Criticism upon criticism has been thrown at the Wellbeing Centre over the years, and we’ve deﬁnitely done our fair share of levelling concern. We thought it was time that we spoke to those leading the service to see how such complaints are aﬀecting them on a practical level. The response was nuanced, but it’s clear that no-one, really, knows what they’re doing. Wellbeing maintain that they’re not the NHS, the NHS are struggling to cope with demand and mental health suﬀerers are unsure where to turn. Somewhat dispelling the myth that Wellbeing is underfunded, the Head of Student Services maintained that the Centre is receiving a guaranteed increase in annual funding from the University. This does go some way to convince us that Wellbeing are doing their best with what they have, but with mental health increasingly on the national agenda, a large-scale communication eﬀort is necessary.
In other news, after a seemingly endless wait, the University have ﬁnally revealed the cost of accommodation in their halls of residence for next year, and it doesn’t make for great reading. The Guild have expressed their disappointment after it was revealed that just 42 rooms on campus are aﬀordable to students from average household incomes without running up personal debt. Despite the University freezing rents on nearly 800 rooms, aﬀordable housing remains an elusive thing for many poorer students. A yearly rent at Holland Hall for a room with a view will now cost £7,415, a ﬁgure that for many is completely impossible to aﬀord. With no student loans available for international students, more could be and should be done.
The University have also come under ﬁre from students this week, as a number of cases came to light in which students have struggled to receive mitigation in circumstances of personal nature. A student at Westminster was forced to produce their father’s death certiﬁcate to get out of an exam, and it appears as if the situation is only marginally better here at Exeter, with one student having to send a selﬁe from their hospital bed just to get extensions on essays and coursework.

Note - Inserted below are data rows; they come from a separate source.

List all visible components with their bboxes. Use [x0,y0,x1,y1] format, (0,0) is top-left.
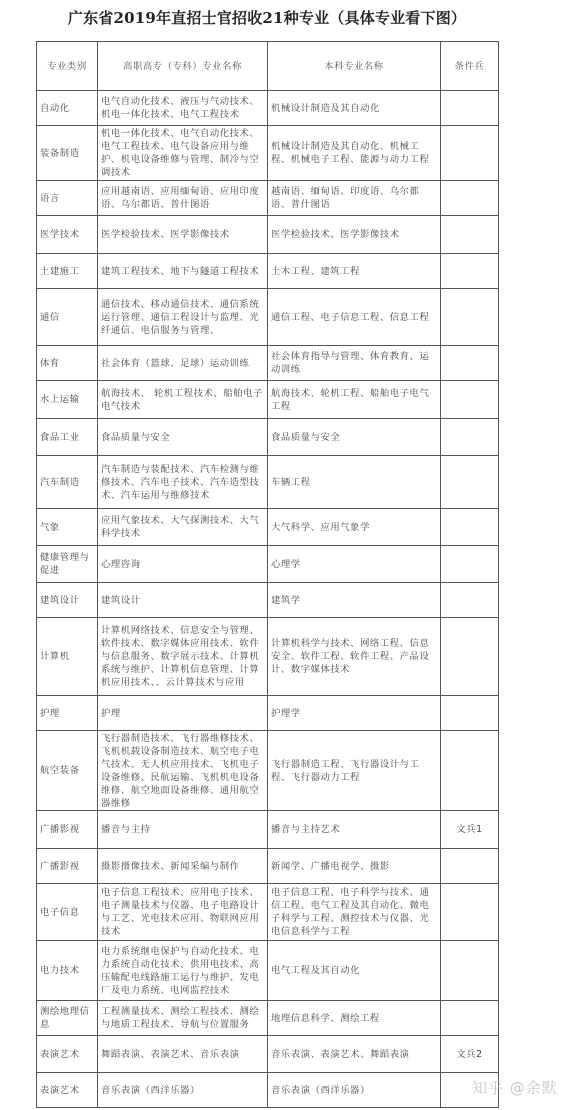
cell-undergrad: 飞行器制造工程、飞行器设计与工程、飞行器动力工程 [268,731,441,811]
document-title: 广东省2019年直招士官招收21种专业（具体专业看下图） [37,4,497,41]
cell-category: 土建施工 [37,254,98,289]
table-row: 食品工业食品质量与安全食品质量与安全 [37,419,499,456]
cell-condition [441,509,499,546]
cell-undergrad: 航海技术、轮机工程、船舶电子电气工程 [268,381,441,419]
cell-condition: 文兵2 [441,1036,499,1073]
table-header-row: 专业类别 高职高专（专科）专业名称 本科专业名称 条件兵 [37,42,499,91]
cell-undergrad: 医学检验技术、医学影像技术 [268,216,441,254]
cell-vocational: 工程测量技术、测绘工程技术、测绘与地质工程技术、导航与位置服务 [98,1001,268,1036]
cell-vocational: 心理咨询 [98,546,268,583]
cell-condition [441,289,499,346]
cell-category: 体育 [37,346,98,381]
cell-vocational: 电气自动化技术、液压与气动技术、机电一体化技术、电气工程技术 [98,91,268,126]
cell-vocational: 航海技术、 轮机工程技术、船舶电子电气技术 [98,381,268,419]
table-row: 电力技术电力系统继电保护与自动化技术、电力系统自动化技术、供用电技术、高压输配电… [37,941,499,1001]
cell-vocational: 音乐表演（西洋乐器） [98,1073,268,1108]
cell-category: 食品工业 [37,419,98,456]
table-row: 表演艺术音乐表演（西洋乐器）音乐表演（西洋乐器） [37,1073,499,1108]
cell-condition [441,126,499,181]
table-row: 广播影视播音与主持播音与主持艺术文兵1 [37,811,499,849]
cell-vocational: 食品质量与安全 [98,419,268,456]
cell-vocational: 通信技术、移动通信技术、通信系统运行管理、通信工程设计与监理、光纤通信、电信服务… [98,289,268,346]
cell-vocational: 舞蹈表演、表演艺术、音乐表演 [98,1036,268,1073]
header-condition: 条件兵 [441,42,499,91]
cell-category: 表演艺术 [37,1036,98,1073]
cell-category: 医学技术 [37,216,98,254]
cell-condition [441,884,499,941]
cell-vocational: 摄影摄像技术、新闻采编与制作 [98,849,268,884]
cell-category: 电力技术 [37,941,98,1001]
table-row: 语言应用越南语、应用缅甸语、应用印度语、乌尔都语、普什图语越南语、缅甸语、印度语… [37,181,499,216]
cell-category: 测绘地理信息 [37,1001,98,1036]
table-row: 测绘地理信息工程测量技术、测绘工程技术、测绘与地质工程技术、导航与位置服务地理信… [37,1001,499,1036]
table-row: 体育社会体育（篮球、足球）运动训练社会体育指导与管理、体育教育、运动训练 [37,346,499,381]
cell-undergrad: 音乐表演（西洋乐器） [268,1073,441,1108]
cell-undergrad: 地理信息科学、测绘工程 [268,1001,441,1036]
cell-category: 计算机 [37,618,98,696]
cell-vocational: 播音与主持 [98,811,268,849]
cell-undergrad: 机械设计制造及其自动化 [268,91,441,126]
header-category: 专业类别 [37,42,98,91]
cell-vocational: 建筑设计 [98,583,268,618]
cell-condition: 文兵1 [441,811,499,849]
cell-undergrad: 电气工程及其自动化 [268,941,441,1001]
table-row: 汽车制造汽车制造与装配技术、汽车检测与维修技术、汽车电子技术、汽车造型技术、汽车… [37,456,499,509]
table-row: 电子信息电子信息工程技术、应用电子技术、电子测量技术与仪器、电子电路设计与工艺、… [37,884,499,941]
table-row: 表演艺术舞蹈表演、表演艺术、音乐表演音乐表演、表演艺术、舞蹈表演文兵2 [37,1036,499,1073]
table-row: 装备制造机电一体化技术、电气自动化技术、电气工程技术、电气设备应用与维护、机电设… [37,126,499,181]
table-row: 建筑设计建筑设计建筑学 [37,583,499,618]
cell-condition [441,346,499,381]
header-undergrad: 本科专业名称 [268,42,441,91]
cell-vocational: 电力系统继电保护与自动化技术、电力系统自动化技术、供用电技术、高压输配电线路施工… [98,941,268,1001]
cell-undergrad: 社会体育指导与管理、体育教育、运动训练 [268,346,441,381]
watermark: 知乎 @余默 [472,1077,558,1098]
cell-undergrad: 电子信息工程、电子科学与技术、通信工程、电气工程及其自动化、微电子科学与工程、测… [268,884,441,941]
table-row: 计算机计算机网络技术、信息安全与管理、软件技术、数字媒体应用技术、软件与信息服务… [37,618,499,696]
cell-undergrad: 大气科学、应用气象学 [268,509,441,546]
cell-category: 护理 [37,696,98,731]
cell-category: 水上运输 [37,381,98,419]
cell-vocational: 机电一体化技术、电气自动化技术、电气工程技术、电气设备应用与维护、机电设备维修与… [98,126,268,181]
cell-undergrad: 播音与主持艺术 [268,811,441,849]
cell-category: 气象 [37,509,98,546]
cell-category: 航空装备 [37,731,98,811]
cell-vocational: 应用气象技术、大气探测技术、大气科学技术 [98,509,268,546]
cell-vocational: 计算机网络技术、信息安全与管理、软件技术、数字媒体应用技术、软件与信息服务、数字… [98,618,268,696]
cell-undergrad: 音乐表演、表演艺术、舞蹈表演 [268,1036,441,1073]
cell-undergrad: 计算机科学与技术、网络工程、信息安全、软件工程、软件工程、产品设计、数字媒体技术 [268,618,441,696]
table-row: 通信通信技术、移动通信技术、通信系统运行管理、通信工程设计与监理、光纤通信、电信… [37,289,499,346]
cell-condition [441,419,499,456]
cell-vocational: 社会体育（篮球、足球）运动训练 [98,346,268,381]
cell-category: 自动化 [37,91,98,126]
cell-vocational: 汽车制造与装配技术、汽车检测与维修技术、汽车电子技术、汽车造型技术、汽车运用与维… [98,456,268,509]
cell-category: 汽车制造 [37,456,98,509]
cell-condition [441,849,499,884]
cell-condition [441,181,499,216]
table-row: 健康管理与促进心理咨询心理学 [37,546,499,583]
cell-condition [441,696,499,731]
table-row: 广播影视摄影摄像技术、新闻采编与制作新闻学、广播电视学、摄影 [37,849,499,884]
cell-category: 健康管理与促进 [37,546,98,583]
table-row: 自动化电气自动化技术、液压与气动技术、机电一体化技术、电气工程技术机械设计制造及… [37,91,499,126]
table-row: 医学技术医学检验技术、医学影像技术医学检验技术、医学影像技术 [37,216,499,254]
table-row: 水上运输航海技术、 轮机工程技术、船舶电子电气技术航海技术、轮机工程、船舶电子电… [37,381,499,419]
cell-undergrad: 车辆工程 [268,456,441,509]
cell-category: 表演艺术 [37,1073,98,1108]
cell-undergrad: 新闻学、广播电视学、摄影 [268,849,441,884]
cell-condition [441,1001,499,1036]
table-row: 气象应用气象技术、大气探测技术、大气科学技术大气科学、应用气象学 [37,509,499,546]
majors-table: 专业类别 高职高专（专科）专业名称 本科专业名称 条件兵 自动化电气自动化技术、… [36,41,499,1108]
cell-category: 广播影视 [37,811,98,849]
cell-category: 建筑设计 [37,583,98,618]
cell-undergrad: 心理学 [268,546,441,583]
cell-condition [441,381,499,419]
cell-condition [441,91,499,126]
cell-undergrad: 通信工程、电子信息工程、信息工程 [268,289,441,346]
cell-undergrad: 机械设计制造及其自动化、机械工程、机械电子工程、能源与动力工程 [268,126,441,181]
cell-category: 通信 [37,289,98,346]
cell-undergrad: 建筑学 [268,583,441,618]
cell-condition [441,456,499,509]
cell-vocational: 电子信息工程技术、应用电子技术、电子测量技术与仪器、电子电路设计与工艺、光电技术… [98,884,268,941]
cell-undergrad: 食品质量与安全 [268,419,441,456]
cell-condition [441,618,499,696]
cell-vocational: 护理 [98,696,268,731]
table-row: 航空装备飞行器制造技术、飞行器维修技术、飞机机载设备制造技术、航空电子电气技术、… [37,731,499,811]
cell-vocational: 飞行器制造技术、飞行器维修技术、飞机机载设备制造技术、航空电子电气技术、无人机应… [98,731,268,811]
cell-vocational: 建筑工程技术、地下与隧道工程技术 [98,254,268,289]
cell-condition [441,216,499,254]
cell-condition [441,546,499,583]
cell-undergrad: 护理学 [268,696,441,731]
header-vocational: 高职高专（专科）专业名称 [98,42,268,91]
cell-vocational: 应用越南语、应用缅甸语、应用印度语、乌尔都语、普什图语 [98,181,268,216]
cell-category: 装备制造 [37,126,98,181]
cell-condition [441,583,499,618]
cell-undergrad: 土木工程、建筑工程 [268,254,441,289]
cell-condition [441,941,499,1001]
cell-category: 广播影视 [37,849,98,884]
cell-condition [441,731,499,811]
cell-category: 电子信息 [37,884,98,941]
cell-undergrad: 越南语、缅甸语、印度语、乌尔都语、普什图语 [268,181,441,216]
table-row: 土建施工建筑工程技术、地下与隧道工程技术土木工程、建筑工程 [37,254,499,289]
cell-vocational: 医学检验技术、医学影像技术 [98,216,268,254]
cell-category: 语言 [37,181,98,216]
cell-condition [441,254,499,289]
table-row: 护理护理护理学 [37,696,499,731]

As mitigation is handled by individual colleges rather than centrally, could the system be improved to ensure students wellbeing does not suﬀer in times of exceptional hardship?
Elsewhere in the paper, we’ve bagged an interview with Labour heavyweight Hilary Benn. Among the topics up for discussion were his decision to back airstrikes in Syria, the shortcomings of labels such as Corbynite and Blairite, and his relationship with his late father. In Lifestyle, Blind Date returns after a depressingly long absence-ﬁnd out how the date with Izzy and James went. It’s also the tenth anniversary of Beats & Bass this year, and Music have been chatting to founding member Nick Parkinson about his memories setting up the society. Finally, EURFC have gone one better than last year to reach the BUCS ﬁnal at Twickenham, beating Durham 3610 despite the best eﬀorts of the Exeter climate.

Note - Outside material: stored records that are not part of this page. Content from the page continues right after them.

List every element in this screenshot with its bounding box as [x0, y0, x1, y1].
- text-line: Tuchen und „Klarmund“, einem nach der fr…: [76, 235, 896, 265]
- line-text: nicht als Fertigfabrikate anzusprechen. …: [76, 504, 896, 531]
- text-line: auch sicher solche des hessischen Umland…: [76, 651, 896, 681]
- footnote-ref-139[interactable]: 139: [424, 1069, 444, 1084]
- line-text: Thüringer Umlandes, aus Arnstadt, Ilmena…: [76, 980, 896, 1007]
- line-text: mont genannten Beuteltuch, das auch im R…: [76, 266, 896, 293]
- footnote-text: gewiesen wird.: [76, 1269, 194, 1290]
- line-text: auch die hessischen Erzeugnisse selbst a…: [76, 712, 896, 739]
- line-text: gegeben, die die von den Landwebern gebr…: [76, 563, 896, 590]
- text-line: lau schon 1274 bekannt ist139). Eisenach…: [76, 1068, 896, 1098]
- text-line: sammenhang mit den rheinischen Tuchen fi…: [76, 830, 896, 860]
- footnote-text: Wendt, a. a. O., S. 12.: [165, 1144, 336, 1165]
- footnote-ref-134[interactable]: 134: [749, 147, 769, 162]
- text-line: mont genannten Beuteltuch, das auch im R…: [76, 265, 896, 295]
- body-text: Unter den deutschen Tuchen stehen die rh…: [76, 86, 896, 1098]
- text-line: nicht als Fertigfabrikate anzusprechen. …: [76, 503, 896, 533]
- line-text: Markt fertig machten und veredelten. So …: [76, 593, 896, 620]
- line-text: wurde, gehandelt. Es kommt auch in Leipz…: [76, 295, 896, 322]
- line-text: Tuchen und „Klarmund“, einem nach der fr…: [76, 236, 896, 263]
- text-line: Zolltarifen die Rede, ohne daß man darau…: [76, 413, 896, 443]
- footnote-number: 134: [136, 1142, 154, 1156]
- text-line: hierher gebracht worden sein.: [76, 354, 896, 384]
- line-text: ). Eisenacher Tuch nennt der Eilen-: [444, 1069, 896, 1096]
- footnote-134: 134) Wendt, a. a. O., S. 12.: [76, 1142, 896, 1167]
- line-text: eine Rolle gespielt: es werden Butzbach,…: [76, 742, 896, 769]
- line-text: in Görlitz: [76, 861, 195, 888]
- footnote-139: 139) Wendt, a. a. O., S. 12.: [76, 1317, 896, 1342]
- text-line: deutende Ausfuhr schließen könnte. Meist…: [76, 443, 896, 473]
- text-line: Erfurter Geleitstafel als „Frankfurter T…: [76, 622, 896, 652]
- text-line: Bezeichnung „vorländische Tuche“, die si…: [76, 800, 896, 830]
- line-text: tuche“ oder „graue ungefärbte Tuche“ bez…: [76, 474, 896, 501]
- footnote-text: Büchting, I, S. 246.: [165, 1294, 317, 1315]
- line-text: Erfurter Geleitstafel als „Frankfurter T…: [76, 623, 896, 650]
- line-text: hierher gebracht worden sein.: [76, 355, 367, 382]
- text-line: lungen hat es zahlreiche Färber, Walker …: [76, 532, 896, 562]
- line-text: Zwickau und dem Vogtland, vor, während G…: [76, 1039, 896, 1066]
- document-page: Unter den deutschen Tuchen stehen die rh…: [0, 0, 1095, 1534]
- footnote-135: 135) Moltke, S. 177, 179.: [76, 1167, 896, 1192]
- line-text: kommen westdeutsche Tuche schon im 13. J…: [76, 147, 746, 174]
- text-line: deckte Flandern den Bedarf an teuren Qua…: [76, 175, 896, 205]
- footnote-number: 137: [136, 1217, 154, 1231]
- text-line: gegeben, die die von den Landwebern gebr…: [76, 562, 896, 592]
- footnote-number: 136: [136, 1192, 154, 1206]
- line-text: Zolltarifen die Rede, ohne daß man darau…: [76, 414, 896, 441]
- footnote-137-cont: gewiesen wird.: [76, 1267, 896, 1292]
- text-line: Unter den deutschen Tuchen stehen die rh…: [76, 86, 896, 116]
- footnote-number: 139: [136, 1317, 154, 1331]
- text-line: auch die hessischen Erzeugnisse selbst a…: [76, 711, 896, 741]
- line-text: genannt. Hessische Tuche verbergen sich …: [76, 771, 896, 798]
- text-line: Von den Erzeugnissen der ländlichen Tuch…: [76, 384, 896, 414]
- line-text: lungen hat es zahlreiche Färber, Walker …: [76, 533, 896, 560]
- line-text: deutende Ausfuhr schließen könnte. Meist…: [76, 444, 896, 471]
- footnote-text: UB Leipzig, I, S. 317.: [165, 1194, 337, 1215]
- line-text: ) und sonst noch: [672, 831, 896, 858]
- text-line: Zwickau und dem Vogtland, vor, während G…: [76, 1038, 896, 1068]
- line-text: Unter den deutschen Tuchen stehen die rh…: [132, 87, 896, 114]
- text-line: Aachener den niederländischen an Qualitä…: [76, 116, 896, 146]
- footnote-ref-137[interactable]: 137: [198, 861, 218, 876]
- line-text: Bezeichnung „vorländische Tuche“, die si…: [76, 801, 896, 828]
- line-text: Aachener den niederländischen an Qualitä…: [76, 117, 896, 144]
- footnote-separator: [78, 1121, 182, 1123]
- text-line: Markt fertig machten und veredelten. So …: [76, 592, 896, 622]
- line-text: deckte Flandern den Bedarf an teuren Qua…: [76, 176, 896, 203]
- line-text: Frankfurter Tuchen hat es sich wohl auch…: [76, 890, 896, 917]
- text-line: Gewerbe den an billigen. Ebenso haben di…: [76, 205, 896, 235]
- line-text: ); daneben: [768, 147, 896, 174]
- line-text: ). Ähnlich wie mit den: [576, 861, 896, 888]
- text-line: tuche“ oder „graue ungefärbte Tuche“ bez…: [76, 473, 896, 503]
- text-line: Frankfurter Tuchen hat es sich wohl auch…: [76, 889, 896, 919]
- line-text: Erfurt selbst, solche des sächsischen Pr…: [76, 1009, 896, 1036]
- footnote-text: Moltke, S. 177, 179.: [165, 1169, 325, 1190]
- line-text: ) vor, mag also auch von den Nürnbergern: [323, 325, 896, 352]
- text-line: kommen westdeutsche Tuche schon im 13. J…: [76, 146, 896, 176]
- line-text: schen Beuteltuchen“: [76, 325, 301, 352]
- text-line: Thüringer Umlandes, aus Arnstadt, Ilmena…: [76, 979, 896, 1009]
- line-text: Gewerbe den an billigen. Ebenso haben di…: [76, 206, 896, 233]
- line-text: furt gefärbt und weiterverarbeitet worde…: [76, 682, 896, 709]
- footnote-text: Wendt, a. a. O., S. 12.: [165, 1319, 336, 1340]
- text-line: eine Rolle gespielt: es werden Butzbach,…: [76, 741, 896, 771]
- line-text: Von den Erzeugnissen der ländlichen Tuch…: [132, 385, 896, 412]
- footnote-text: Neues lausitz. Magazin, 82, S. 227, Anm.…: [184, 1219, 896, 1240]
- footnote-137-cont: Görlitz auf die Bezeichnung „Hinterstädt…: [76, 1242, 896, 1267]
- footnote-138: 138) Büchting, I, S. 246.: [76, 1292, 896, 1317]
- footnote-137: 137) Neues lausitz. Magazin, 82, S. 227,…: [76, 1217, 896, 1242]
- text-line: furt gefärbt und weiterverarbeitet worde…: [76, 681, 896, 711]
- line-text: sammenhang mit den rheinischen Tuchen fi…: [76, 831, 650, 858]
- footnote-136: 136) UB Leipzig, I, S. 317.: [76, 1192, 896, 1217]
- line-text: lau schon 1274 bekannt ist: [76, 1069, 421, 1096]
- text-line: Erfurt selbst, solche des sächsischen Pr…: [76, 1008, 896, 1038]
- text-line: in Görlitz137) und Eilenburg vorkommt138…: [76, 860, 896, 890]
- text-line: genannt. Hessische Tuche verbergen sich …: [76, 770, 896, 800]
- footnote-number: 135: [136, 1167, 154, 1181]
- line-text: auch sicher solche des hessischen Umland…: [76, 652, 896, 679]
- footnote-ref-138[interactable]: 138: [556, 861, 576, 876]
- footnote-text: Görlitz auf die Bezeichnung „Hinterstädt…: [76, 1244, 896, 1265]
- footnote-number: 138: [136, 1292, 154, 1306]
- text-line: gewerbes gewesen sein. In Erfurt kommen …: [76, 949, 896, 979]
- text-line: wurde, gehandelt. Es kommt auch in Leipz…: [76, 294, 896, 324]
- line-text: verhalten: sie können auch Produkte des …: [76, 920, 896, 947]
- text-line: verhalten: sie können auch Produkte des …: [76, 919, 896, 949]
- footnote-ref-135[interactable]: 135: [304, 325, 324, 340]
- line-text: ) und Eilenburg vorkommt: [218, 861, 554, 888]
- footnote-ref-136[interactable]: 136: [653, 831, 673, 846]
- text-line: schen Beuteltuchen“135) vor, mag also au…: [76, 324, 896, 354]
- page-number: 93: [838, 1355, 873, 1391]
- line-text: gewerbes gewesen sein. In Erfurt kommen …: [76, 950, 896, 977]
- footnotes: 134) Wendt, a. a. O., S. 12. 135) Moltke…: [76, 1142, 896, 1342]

Without wanting to get all sentimental on you, this also happens to be our last issue as editors. From biscuits to bouncers, we’ve tried to keep our readers informed on some of what we feel are the biggest issues Exeter students have faced in the last twelve months, and it’s never been short of drama.
We’d like to thank Gareth, Orlando, Will and the rest of the Guild staﬀ, all our fantastic editors and contributors and most of all Coca Cola and curly fries for getting us through those long nights in the office. Whilst we’re soon to be headed to pastures new, we’re conﬁdent that Hannah, Susannah, Jeremy and Ben will continue to take the paper to grand heights, and can’t wait to see what they have planned for next year. Au revoir Exeposé!